David Bowie memorabilia archive of 80,000 items to go on display in London
Costumes, notebooks, unrealised projects, film stills and more will be housed at a new cultural hub
A huge archive of David Bowie memorabilia has been donated to the V&A, spanning all six decades of his career. The collection will go on permanent display in East London.
Set to house over 80,000 individual items, the David Bowie Centre for the Study of Performing Arts will open in 2025. Described by V&A Director, Dr. Tristan Hunt, as a "new sourcebook for the Bowies of tomorrow", much of the content has never been shown publicly before. The institution was chosen after the success of its 2013 exhibition, David Bowie Is..., which toured 12 museums and was attended by 2million people globally.
Once open, fans will be able to examine Bowie's personal notebooks, explore ideas for unrealised projects, look at early costume sketches, and read handwritten lyrics that went on to make hit singles. A range of iconic outfits will be included, from Bowie's own Ziggy Stardust creations, to the Union Jack coat he designed with Alexander McQueen for the cover of 1997 album, 'Earthling', and wares by Kansai Yamamoto used on the 1973 Aladdin Sane tour.
Elsewhere, thousands of photographs, negative prints, and other images will feature. Some shots are credited to world famous photographers like Terry O'Neill and Helmut Newton. Meanwhile, a set of stills taken from the Nicolas Roeg film, The Man Who Fell To Earth, will be exhibited as a collage.
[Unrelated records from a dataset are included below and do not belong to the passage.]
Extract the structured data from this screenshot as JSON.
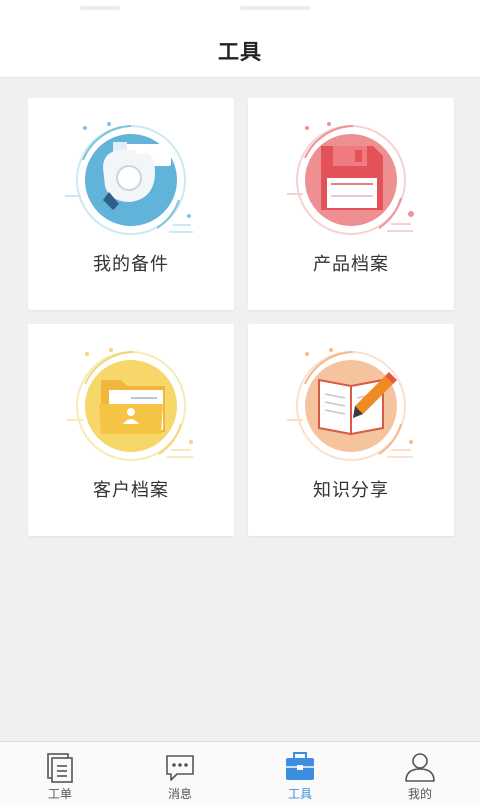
{
  "header": {
    "title": "工具"
  },
  "tools": [
    {
      "label": "我的备件",
      "icon": "camera-spare-part-icon",
      "color": "#62b3d9"
    },
    {
      "label": "产品档案",
      "icon": "product-file-icon",
      "color": "#e96b70"
    },
    {
      "label": "客户档案",
      "icon": "customer-folder-icon",
      "color": "#f7d66a"
    },
    {
      "label": "知识分享",
      "icon": "book-pencil-icon",
      "color": "#f5b88a"
    }
  ],
  "tabbar": {
    "items": [
      {
        "label": "工单",
        "icon": "work-order-icon"
      },
      {
        "label": "消息",
        "icon": "message-icon"
      },
      {
        "label": "工具",
        "icon": "toolbox-icon",
        "active": true
      },
      {
        "label": "我的",
        "icon": "profile-icon"
      }
    ],
    "active_color": "#3d8de0"
  }
}
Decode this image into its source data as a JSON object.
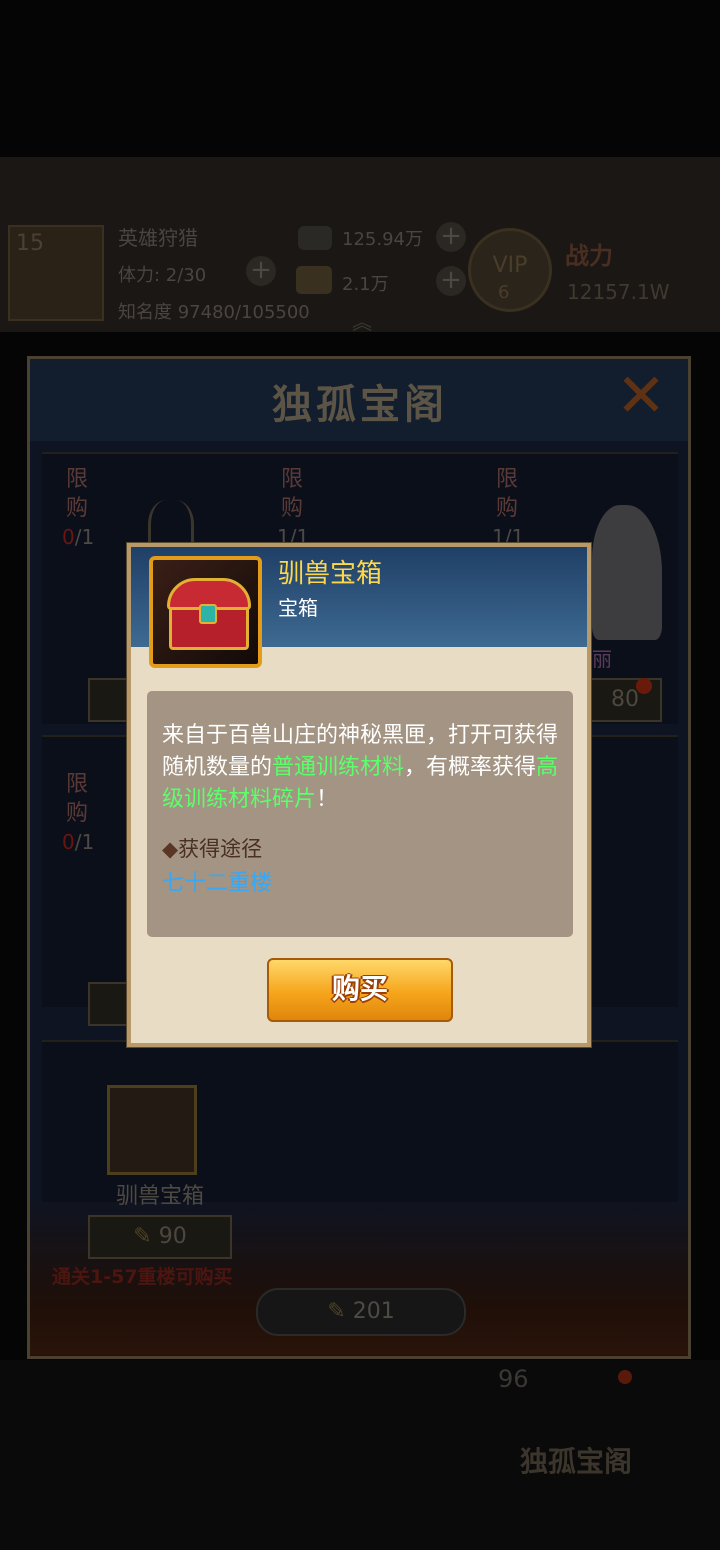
{
  "hud": {
    "level": "15",
    "mode": "英雄狩猎",
    "stamina": "体力: 2/30",
    "fame": "知名度 97480/105500",
    "silver": "125.94万",
    "gold": "2.1万",
    "vip": "VIP",
    "vip_level": "6",
    "power_label": "战力",
    "power_value": "12157.1W"
  },
  "shop": {
    "title": "独孤宝阁",
    "limit_label_1": "限",
    "limit_label_2": "购",
    "slots": [
      {
        "limit_zero": "0",
        "limit_total": "/1"
      },
      {
        "limit_count": "1/1"
      },
      {
        "limit_count": "1/1"
      },
      {
        "limit_zero": "0",
        "limit_total": "/1"
      }
    ],
    "visible_price_right": "80",
    "horse_label_fragment": "丽",
    "bottom_item_name": "驯兽宝箱",
    "bottom_item_price": "90",
    "bottom_item_requirement": "通关1-57重楼可购买",
    "total_currency": "201",
    "bottom_badge": "独孤宝阁",
    "bottom_count_fragment": "96"
  },
  "popup": {
    "item_name": "驯兽宝箱",
    "item_type": "宝箱",
    "desc_part1": "来自于百兽山庄的神秘黑匣，打开可获得随机数量的",
    "desc_highlight1": "普通训练材料",
    "desc_part2": "，有概率获得",
    "desc_highlight2": "高级训练材料碎片",
    "desc_part3": "！",
    "source_title": "获得途径",
    "source_link": "七十二重楼",
    "buy_label": "购买"
  },
  "colors": {
    "title_gold": "#ffd84a",
    "highlight_green": "#5bff6a",
    "link_blue": "#3ba7f0",
    "button_orange": "#f5a51b"
  }
}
Instruments will also factor, such as Brian Eno's synthesiser, used on the 'Heroes' and 'Low' LPs, and a stylophone gifted by the late-Mark Bolan in the late-1960s.
Funded by Bowie's estate and £10million donated by the Blavatnik Family Foundation and Warner Music Group, the archive will form part of the new V&A East Storehouse facility. Located at Stratford's Queen Elizabeth Olympic Park, the address will eventually house 250,000 items, 350,000 books, and 1,000 archives linked to key cultural figures and organisations. Academy Award-winning British actress Vivien Leigh, Glastonbury festival and the Akram Khan Dance Company are confirmed so far.
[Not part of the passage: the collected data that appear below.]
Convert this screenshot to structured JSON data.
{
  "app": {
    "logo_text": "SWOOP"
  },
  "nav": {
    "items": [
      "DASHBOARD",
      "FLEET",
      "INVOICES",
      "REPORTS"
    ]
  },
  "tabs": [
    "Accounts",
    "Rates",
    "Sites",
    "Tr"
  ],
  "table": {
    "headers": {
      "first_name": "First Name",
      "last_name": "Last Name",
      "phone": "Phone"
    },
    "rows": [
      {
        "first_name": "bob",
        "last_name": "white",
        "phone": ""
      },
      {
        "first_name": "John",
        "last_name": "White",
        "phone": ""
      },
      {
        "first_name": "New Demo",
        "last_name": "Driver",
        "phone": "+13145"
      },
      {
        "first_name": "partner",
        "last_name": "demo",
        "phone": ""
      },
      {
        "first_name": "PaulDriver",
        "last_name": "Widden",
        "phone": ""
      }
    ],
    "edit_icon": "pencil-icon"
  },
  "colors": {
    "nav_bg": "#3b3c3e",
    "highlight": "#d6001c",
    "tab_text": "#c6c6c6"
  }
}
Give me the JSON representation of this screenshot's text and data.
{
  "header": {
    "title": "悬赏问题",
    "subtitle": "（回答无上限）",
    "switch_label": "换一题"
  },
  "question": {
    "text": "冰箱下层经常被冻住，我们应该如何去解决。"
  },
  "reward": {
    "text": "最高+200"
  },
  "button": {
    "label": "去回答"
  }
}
“David Bowie was one of the greatest musicians and performers of all time. The V&A is thrilled to become custodians of his incredible archive, and to be able to open it up for the public. Bowie’s radical innovations across music, theatre, film, fashion, and style – from Berlin to Tokyo to London – continue to influence design and visual culture," Dr. Hunt said in a press release. "Our new collections centre, V&A East Storehouse, is the ideal place to put Bowie’s work in dialogue with the V&A’s collection spanning 5,000 years of art, design, and performance."
"In acquiring his archive for posterity, the V&A will now be able to offer access to David Bowie’s history – and the portal it represents – not only to practicing artists from all fields, but to every last one of us, and for the foreseeable future. This is a truly great piece of news, which deserves the sincerest gratitude and congratulations to all those involved who have made it possible," added Tilda Swinton, one of Bowie's close friends and collaborators.
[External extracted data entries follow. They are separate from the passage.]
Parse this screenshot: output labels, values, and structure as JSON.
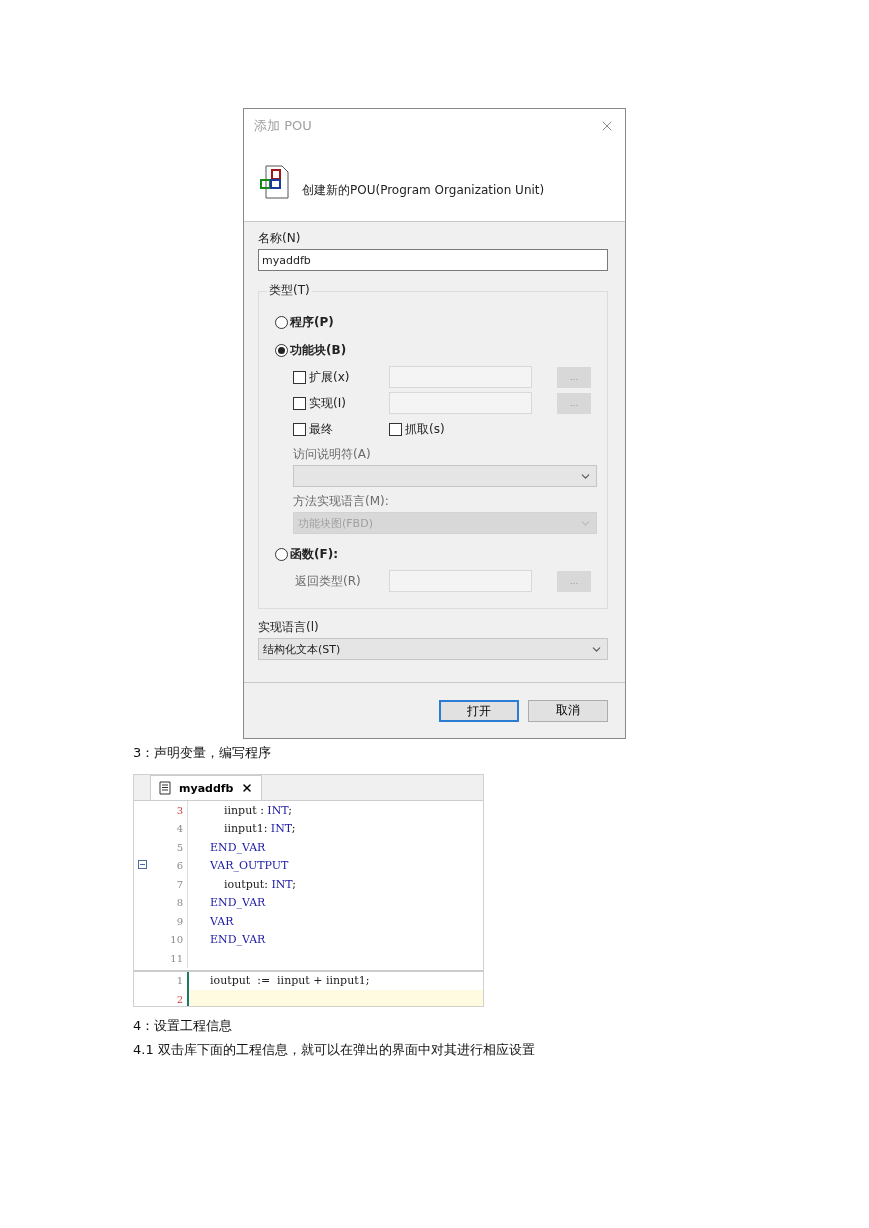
{
  "dialog": {
    "title": "添加 POU",
    "header": "创建新的POU(Program Organization Unit)",
    "name_label": "名称(N)",
    "name_value": "myaddfb",
    "type_group": {
      "legend": "类型(T)",
      "types": [
        {
          "kind": "program",
          "label": "程序(P)",
          "selected": false
        },
        {
          "kind": "function_block",
          "label": "功能块(B)",
          "selected": true,
          "options": [
            {
              "kind": "with_field",
              "label": "扩展(x)",
              "checked": false,
              "button": "..."
            },
            {
              "kind": "with_field",
              "label": "实现(I)",
              "checked": false,
              "button": "..."
            },
            {
              "kind": "pair",
              "items": [
                {
                  "label": "最终",
                  "checked": false
                },
                {
                  "label": "抓取(s)",
                  "checked": false
                }
              ]
            }
          ],
          "access_label": "访问说明符(A)",
          "access": {
            "disabled": false
          },
          "method_label": "方法实现语言(M):",
          "method": {
            "value": "功能块图(FBD)",
            "disabled": true
          }
        },
        {
          "kind": "function",
          "label": "函数(F):",
          "selected": false,
          "return_label": "返回类型(R)",
          "button": "..."
        }
      ]
    },
    "language_label": "实现语言(l)",
    "language": {
      "value": "结构化文本(ST)",
      "disabled": false
    },
    "buttons": [
      {
        "label": "打开",
        "default": true
      },
      {
        "label": "取消",
        "default": false
      }
    ]
  },
  "step3": "3：声明变量，编写程序",
  "editor": {
    "tab": "myaddfb",
    "declaration": [
      {
        "number": "3",
        "marked": true,
        "current": false,
        "tokens": [
          {
            "kind": "plain",
            "text": "    iinput : "
          },
          {
            "kind": "keyword",
            "text": "INT"
          },
          {
            "kind": "plain",
            "text": ";"
          }
        ]
      },
      {
        "number": "4",
        "marked": false,
        "current": false,
        "tokens": [
          {
            "kind": "plain",
            "text": "    iinput1: "
          },
          {
            "kind": "keyword",
            "text": "INT"
          },
          {
            "kind": "plain",
            "text": ";"
          }
        ]
      },
      {
        "number": "5",
        "marked": false,
        "current": false,
        "tokens": [
          {
            "kind": "keyword",
            "text": "END_VAR"
          }
        ]
      },
      {
        "number": "6",
        "marked": false,
        "fold": true,
        "current": false,
        "tokens": [
          {
            "kind": "keyword",
            "text": "VAR_OUTPUT"
          }
        ]
      },
      {
        "number": "7",
        "marked": false,
        "current": false,
        "tokens": [
          {
            "kind": "plain",
            "text": "    ioutput: "
          },
          {
            "kind": "keyword",
            "text": "INT"
          },
          {
            "kind": "plain",
            "text": ";"
          }
        ]
      },
      {
        "number": "8",
        "marked": false,
        "current": false,
        "tokens": [
          {
            "kind": "keyword",
            "text": "END_VAR"
          }
        ]
      },
      {
        "number": "9",
        "marked": false,
        "current": false,
        "tokens": [
          {
            "kind": "keyword",
            "text": "VAR"
          }
        ]
      },
      {
        "number": "10",
        "marked": false,
        "current": false,
        "tokens": [
          {
            "kind": "keyword",
            "text": "END_VAR"
          }
        ]
      },
      {
        "number": "11",
        "marked": false,
        "current": false
      }
    ],
    "body": [
      {
        "number": "1",
        "marked": false,
        "current": false,
        "tokens": [
          {
            "kind": "plain",
            "text": "ioutput  :=  iinput + iinput1;"
          }
        ]
      },
      {
        "number": "2",
        "marked": true,
        "current": true
      }
    ]
  },
  "step4": "4：设置工程信息",
  "step4_1": "4.1 双击库下面的工程信息，就可以在弹出的界面中对其进行相应设置"
}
Bowie passed away in 2016 after a long and private battle with liver cancer, days after his 69th birthday and release of his final album, 'Blackstar'. With an estimated 140 million album sales, he ranks among the most successful music artists of the 20th Century. Two years after his death, a copy of his first ever demo track was found in a bread basket at the home of David Hadfield, the drummer and manager of his first band, The Konrads. It was recorded in 1963.